Larry Levitt, Vice President of KFF told CBS News that "Insurers really have two choices if these payments stop. One is to increase premiums, the other is to exit the market completely."
He added, "if insurers decide that this kind of undermining of the market is going to continue and they exit the market entirely, that could leave millions of people uninsured with no other options."
House Minority Leader Nancy Pelosi, D-Calif., said GOP leaders should "follow the example of their members releasing some proposals with Democrats today" and engage in "serious bipartisan conversations," but she didn't specifically endorse the bipartisan proposals.
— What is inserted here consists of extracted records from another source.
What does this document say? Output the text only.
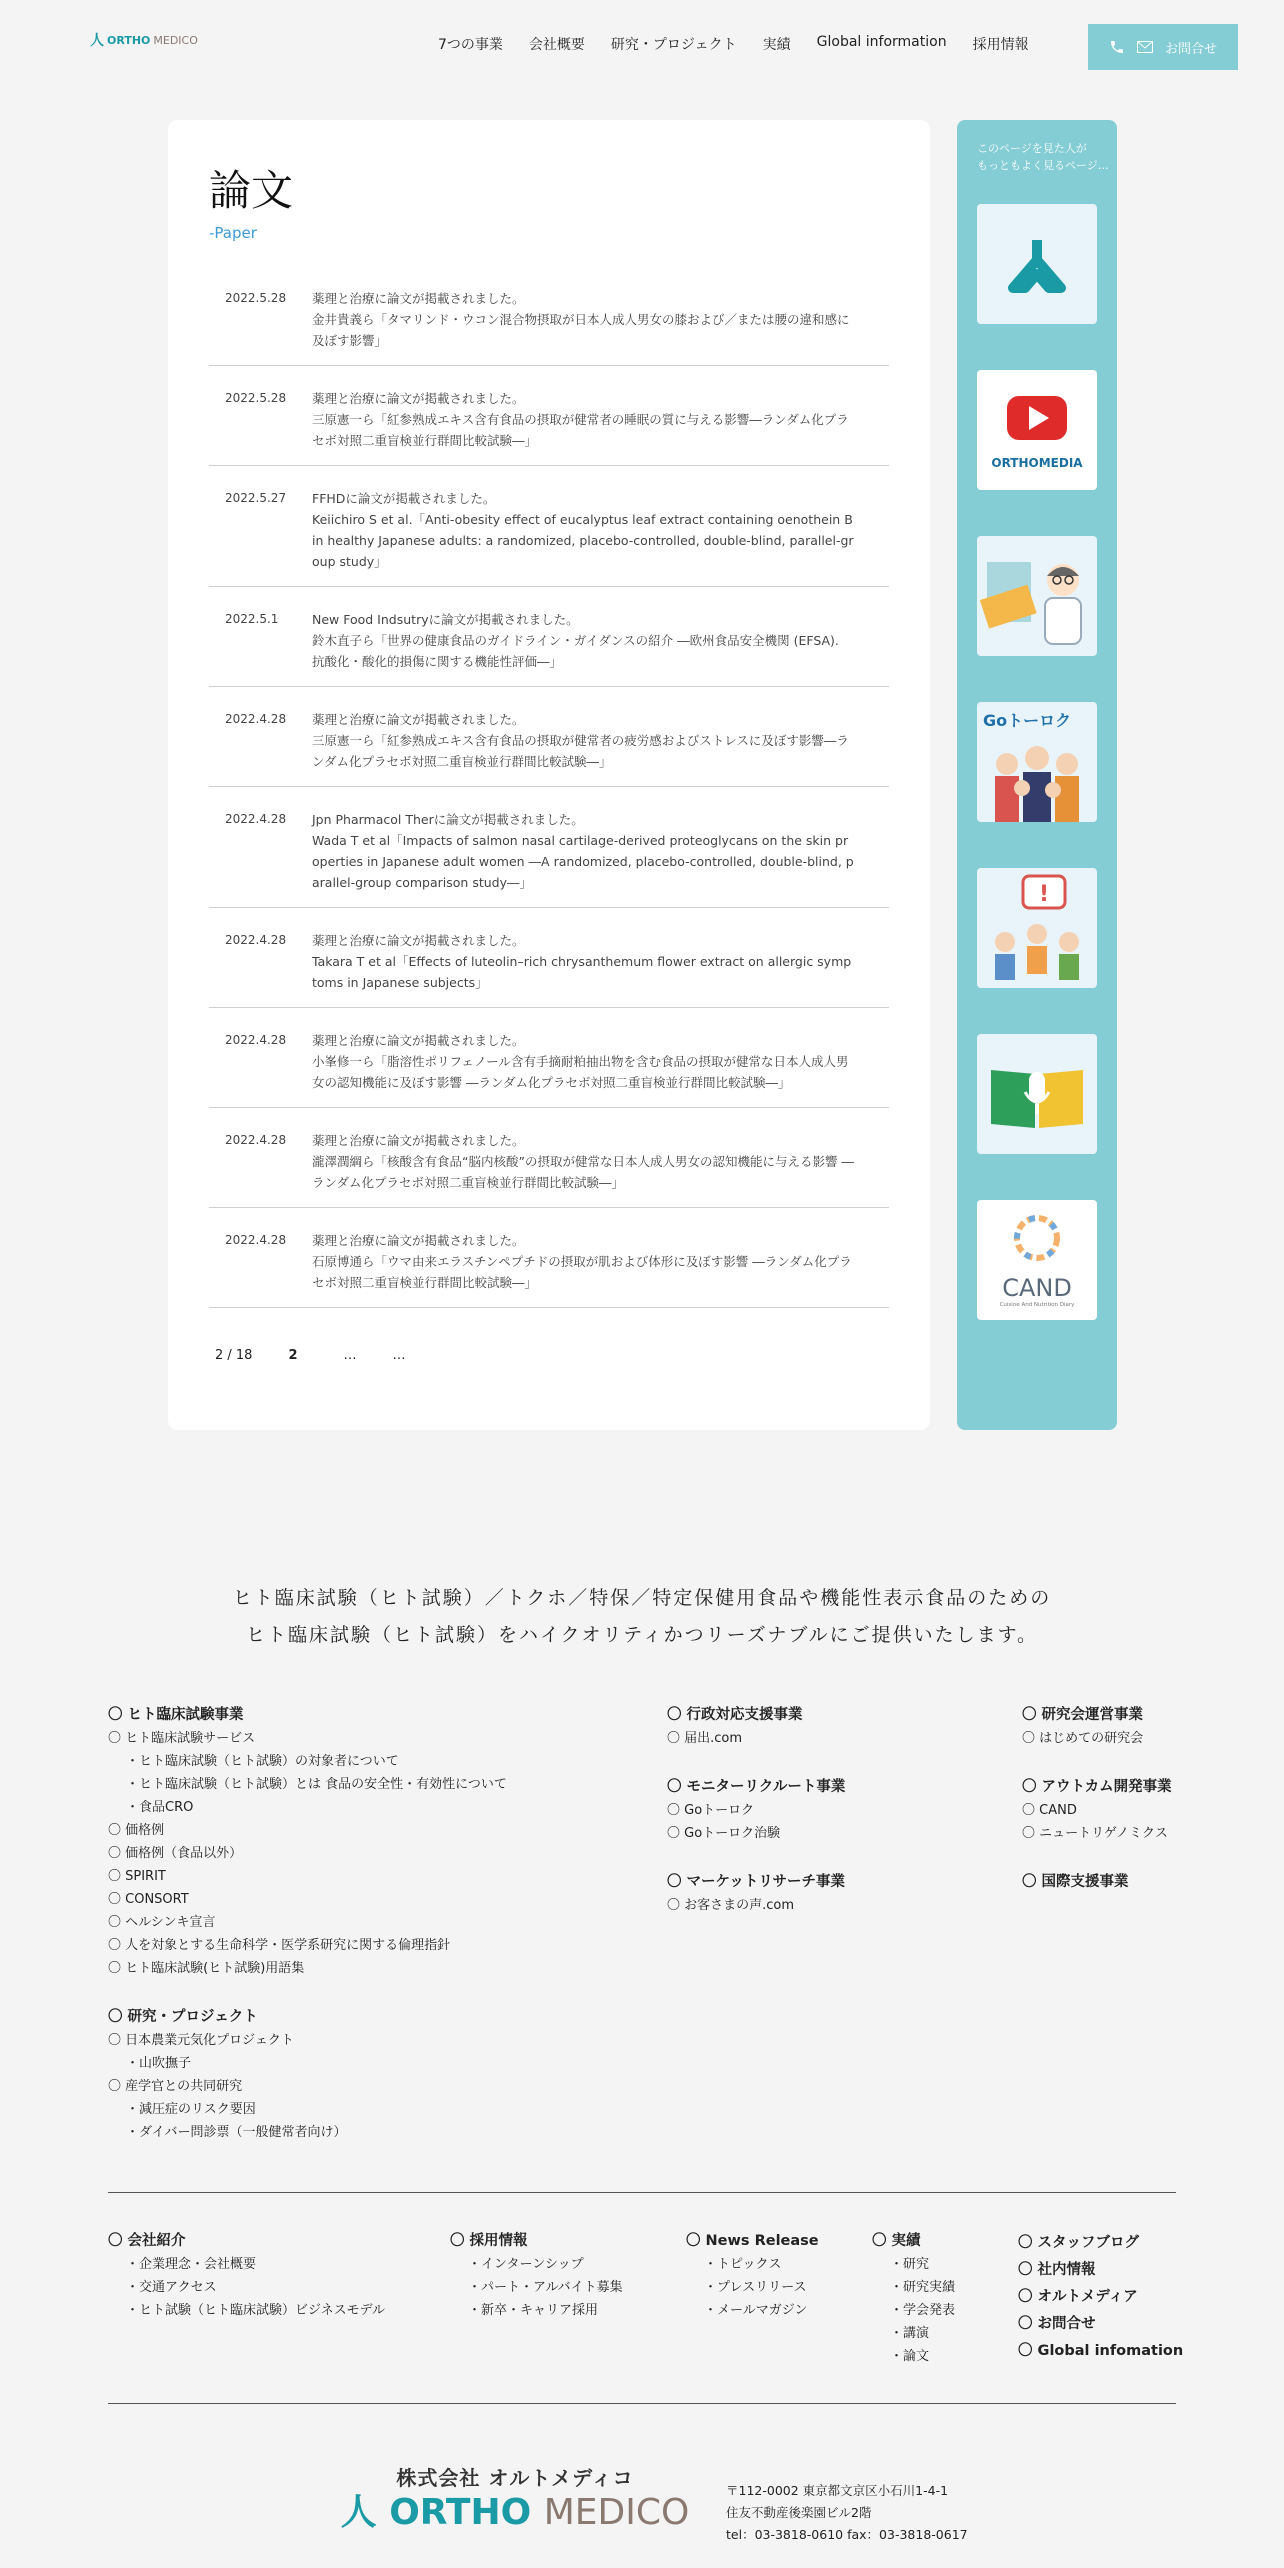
人 ORTHO MEDICO	7つの事業 会社概要 研究・プロジェクト 実績 Global information 採用情報	お問合せ
論文
-Paper
2022.5.28	薬理と治療に論文が掲載されました。
金井貴義ら「タマリンド・ウコン混合物摂取が日本人成人男女の膝および／または腰の違和感に及ぼす影響」
2022.5.28	薬理と治療に論文が掲載されました。
三原憲一ら「紅参熟成エキス含有食品の摂取が健常者の睡眠の質に与える影響―ランダム化プラセボ対照二重盲検並行群間比較試験―」
2022.5.27	FFHDに論文が掲載されました。
Keiichiro S et al.「Anti-obesity effect of eucalyptus leaf extract containing oenothein B in healthy Japanese adults: a randomized, placebo-controlled, double-blind, parallel-group study」
2022.5.1	New Food Indsutryに論文が掲載されました。
鈴木直子ら「世界の健康食品のガイドライン・ガイダンスの紹介 ―欧州食品安全機関 (EFSA). 抗酸化・酸化的損傷に関する機能性評価―」
2022.4.28	薬理と治療に論文が掲載されました。
三原憲一ら「紅参熟成エキス含有食品の摂取が健常者の疲労感およびストレスに及ぼす影響―ランダム化プラセボ対照二重盲検並行群間比較試験―」
2022.4.28	Jpn Pharmacol Therに論文が掲載されました。
Wada T et al「Impacts of salmon nasal cartilage-derived proteoglycans on the skin properties in Japanese adult women ―A randomized, placebo-controlled, double-blind, parallel-group comparison study―」
2022.4.28	薬理と治療に論文が掲載されました。
Takara T et al「Effects of luteolin–rich chrysanthemum flower extract on allergic symptoms in Japanese subjects」
2022.4.28	薬理と治療に論文が掲載されました。
小峯修一ら「脂溶性ポリフェノール含有手摘耐粕抽出物を含む食品の摂取が健常な日本人成人男女の認知機能に及ぼす影響 ―ランダム化プラセボ対照二重盲検並行群間比較試験―」
2022.4.28	薬理と治療に論文が掲載されました。
瀧澤潤綱ら「核酸含有食品“脳内核酸”の摂取が健常な日本人成人男女の認知機能に与える影響 ―ランダム化プラセボ対照二重盲検並行群間比較試験―」
2022.4.28	薬理と治療に論文が掲載されました。
石原博通ら「ウマ由来エラスチンペプチドの摂取が肌および体形に及ぼす影響 ―ランダム化プラセボ対照二重盲検並行群間比較試験―」
2 / 18	2	…	…
このページを見た人が
もっともよく見るページ…
ORTHOMEDIA
Goトーロク
!
CAND
Cuisine And Nutrition Diary
ヒト臨床試験（ヒト試験）／トクホ／特保／特定保健用食品や機能性表示食品のための
ヒト臨床試験（ヒト試験）をハイクオリティかつリーズナブルにご提供いたします。
〇 ヒト臨床試験事業
〇 ヒト臨床試験サービス
・ヒト臨床試験（ヒト試験）の対象者について
・ヒト臨床試験（ヒト試験）とは 食品の安全性・有効性について
・食品CRO
〇 価格例
〇 価格例（食品以外）
〇 SPIRIT
〇 CONSORT
〇 ヘルシンキ宣言
〇 人を対象とする生命科学・医学系研究に関する倫理指針
〇 ヒト臨床試験(ヒト試験)用語集
〇 研究・プロジェクト
〇 日本農業元気化プロジェクト
・山吹撫子
〇 産学官との共同研究
・減圧症のリスク要因
・ダイバー問診票（一般健常者向け）
〇 行政対応支援事業
〇 届出.com
〇 モニターリクルート事業
〇 Goトーロク
〇 Goトーロク治験
〇 マーケットリサーチ事業
〇 お客さまの声.com
〇 研究会運営事業
〇 はじめての研究会
〇 アウトカム開発事業
〇 CAND
〇 ニュートリゲノミクス
〇 国際支援事業
〇 会社紹介
・企業理念・会社概要
・交通アクセス
・ヒト試験（ヒト臨床試験）ビジネスモデル
〇 採用情報
・インターンシップ
・パート・アルバイト募集
・新卒・キャリア採用
〇 News Release
・トピックス
・プレスリリース
・メールマガジン
〇 実績
・研究
・研究実績
・学会発表
・講演
・論文
〇 スタッフブログ
〇 社内情報
〇 オルトメディア
〇 お問合せ
〇 Global infomation
株式会社 オルトメディコ
人 ORTHO MEDICO
〒112-0002 東京都文京区小石川1-4-1
住友不動産後楽園ビル2階
tel：03-3818-0610 fax：03-3818-0617
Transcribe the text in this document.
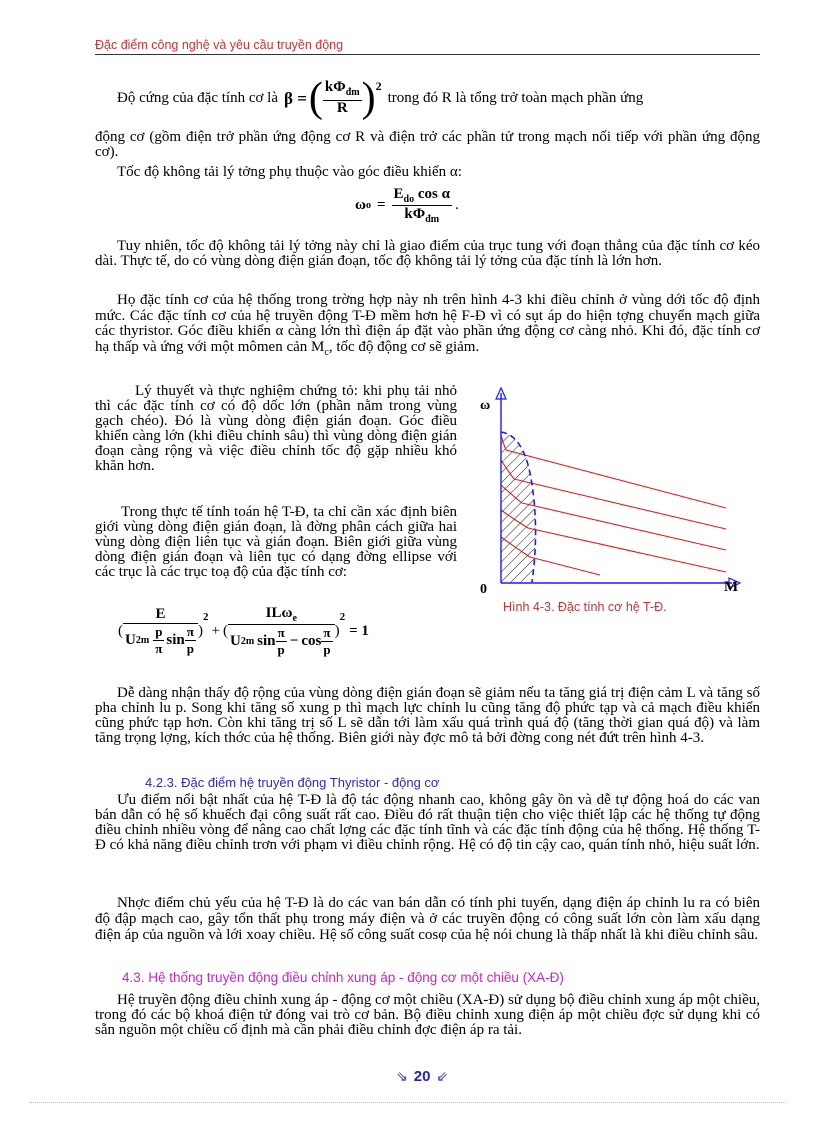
Đặc điểm công nghệ và yêu cầu truyền động
Độ cứng của đặc tính cơ là β = ( $\frac{k\Phi_{đm}}{R} )^2$
trong đó R là tổng trở toàn mạch phần ứng

động cơ (gồm điện trở phần ứng động cơ R và điện trở các phần tử trong mạch nối tiếp với phần ứng động cơ).

Tốc độ không tải lý tởng phụ thuộc vào góc điều khiển α:
ω $o = \frac{E_{do} \cos \alpha}{k\Phi_{đm}}$ .
Tuy nhiên, tốc độ không tải lý tởng này chỉ là giao điểm của trục tung với đoạn thẳng của đặc tính cơ kéo dài. Thực tế, do có vùng dòng điện gián đoạn, tốc độ không tải lý tởng của đặc tính là lớn hơn.
Họ đặc tính cơ của hệ thống trong trờng hợp này nh trên hình 4-3 khi điều chỉnh ở vùng dới tốc độ định mức. Các đặc tính cơ của hệ truyền động T-Đ mềm hơn hệ F-Đ vì có sụt áp do hiện tợng chuyển mạch giữa các thyristor. Góc điều khiển α càng lớn thì điện áp đặt vào phần ứng động cơ càng nhỏ. Khi đó, đặc tính cơ hạ thấp và ứng với một mômen cản $M_c$, tốc độ động cơ sẽ giảm.
Lý thuyết và thực nghiệm chứng tỏ: khi phụ tải nhỏ thì các đặc tính cơ có độ dốc lớn (phần nằm trong vùng gạch chéo). Đó là vùng dòng điện gián đoạn. Góc điều khiển càng lớn (khi điều chỉnh sâu) thì vùng dòng điện gián đoạn càng rộng và việc điều chỉnh tốc độ gặp nhiều khó khăn hơn.
Trong thực tế tính toán hệ T-Đ, ta chỉ cần xác định biên giới vùng dòng điện gián đoạn, là đờng phân cách giữa hai vùng dòng điện liên tục và gián đoạn. Biên giới giữa vùng dòng điện gián đoạn và liên tục có dạng đờng ellipse với các trục là các trục toạ độ của đặc tính cơ:
( $\frac{E}{U 2m \frac{p}{\pi} \sin \frac{\pi}{p}}$ )
2
+ ( $\frac{IL\omega_e}{U 2m \sin \frac{\pi}{p} - \cos \frac{\pi}{p}}$ )
2
= 1
ω
M
0
Hình 4-3. Đặc tính cơ hệ T-Đ.
Dễ dàng nhận thấy độ rộng của vùng dòng điện gián đoạn sẽ giảm nếu ta tăng giá trị điện cảm L và tăng số pha chỉnh lu p. Song khi tăng số xung p thì mạch lực chỉnh lu cũng tăng độ phức tạp và cả mạch điều khiển cũng phức tạp hơn. Còn khi tăng trị số L sẽ dẫn tới làm xấu quá trình quá độ (tăng thời gian quá độ) và làm tăng trọng lợng, kích thớc của hệ thống. Biên giới này đợc mô tả bởi đờng cong nét đứt trên hình 4-3.
4.2.3. Đặc điểm hệ truyền động Thyristor - động cơ
Ưu điểm nổi bật nhất của hệ T-Đ là độ tác động nhanh cao, không gây ồn và dễ tự động hoá do các van bán dẫn có hệ số khuếch đại công suất rất cao. Điều đó rất thuận tiện cho việc thiết lập các hệ thống tự động điều chỉnh nhiều vòng để nâng cao chất lợng các đặc tính tĩnh và các đặc tính động của hệ thống. Hệ thống T-Đ có khả năng điều chỉnh trơn với phạm vi điều chỉnh rộng. Hệ có độ tin cậy cao, quán tính nhỏ, hiệu suất lớn.
Nhợc điểm chủ yếu của hệ T-Đ là do các van bán dẫn có tính phi tuyến, dạng điện áp chỉnh lu ra có biên độ đập mạch cao, gây tổn thất phụ trong máy điện và ở các truyền động có công suất lớn còn làm xấu dạng điện áp của nguồn và lới xoay chiều. Hệ số công suất cosφ của hệ nói chung là thấp nhất là khi điều chỉnh sâu.
4.3. Hệ thống truyền động điều chỉnh xung áp - động cơ một chiều (XA-Đ)
Hệ truyền động điều chỉnh xung áp - động cơ một chiều (XA-Đ) sử dụng bộ điều chỉnh xung áp một chiều, trong đó các bộ khoá điện tử đóng vai trò cơ bản. Bộ điều chỉnh xung điện áp một chiều đợc sử dụng khi có sẵn nguồn một chiều cố định mà cần phải điều chỉnh đợc điện áp ra tải.
⇘ 20 ⇙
The group was led by Reps. Tom Reed, R-N.Y., and Josh Gottheimer, D-N.J. One proposal would require companies with at least 500 workers to offer coverage, up from the Obama law's cutoff of 50 workers.
Hoping to find some way forward, health secretary Tom Price was meeting with some governors and at least one senator, Louisiana Republican Bill Cassidy, congressional and statehouse aides said. Among those attending was Republican Arizona Gov. Doug Ducey, who's been trying to defend his state's expansion of Medicaid, the health insurance program for poor people, against proposed GOP cuts.
Price said last week that the administration would advance its health care goals using regulations that Congress does not have to approve.
Cassidy and Sens. Lindsey Graham, R-S.C., and Dean Heller, R-Nev., have proposed converting the $110 billion they estimate Obama's law spends yearly for health insurance into grants states could use for health programs as they see fit.
Shortly after the Senate rejected his last-ditch bill Friday, Majority Leader Mitch McConnell, R-Ky., invited Democrats to present their ideas on the issue. But he quickly constructed an obstacle for one top Democratic desire: continuing the payments to insurers.
"Bailing out insurance companies with no thought of any kind of reform is not something I want to be part of," McConnell said.
Obama's statute requires that insurers reduce those costs for low-earning customers. Kristine Grow, spokeswoman for the insurance industry group America's Health Insurance Plans, said Monday that halting the federal payments would boost premiums for people buying individual policies by 20 percent.
Besides continuing those payments, Senate Minority Leader Chuck Schumer, D-N.Y., has pushed two other Democratic proposals.
Under one by Sens. Tim Kaine of Virginia and Tom Carper of Delaware, the federal government would help pay larger than expected claims for insurers providing coverage on the federal and state online marketplaces established by Obama's law.
Another by Sen. Clare McCaskill of Missouri would let people in counties where no insurers offer policies on exchanges buy the same coverage that members of Congress purchase. The federal Centers for Medicare and Medicaid Services estimated last week that exchanges would offer no coverage next year in 40 of the country's roughly 3,000 counties.
Tennessee's two GOP senators — Lamar Alexander and Bob Corker — have suggested legislation that would let people in counties without available coverage on their exchanges to use the Obama law's tax credits to buy individual policies outside of those marketplaces.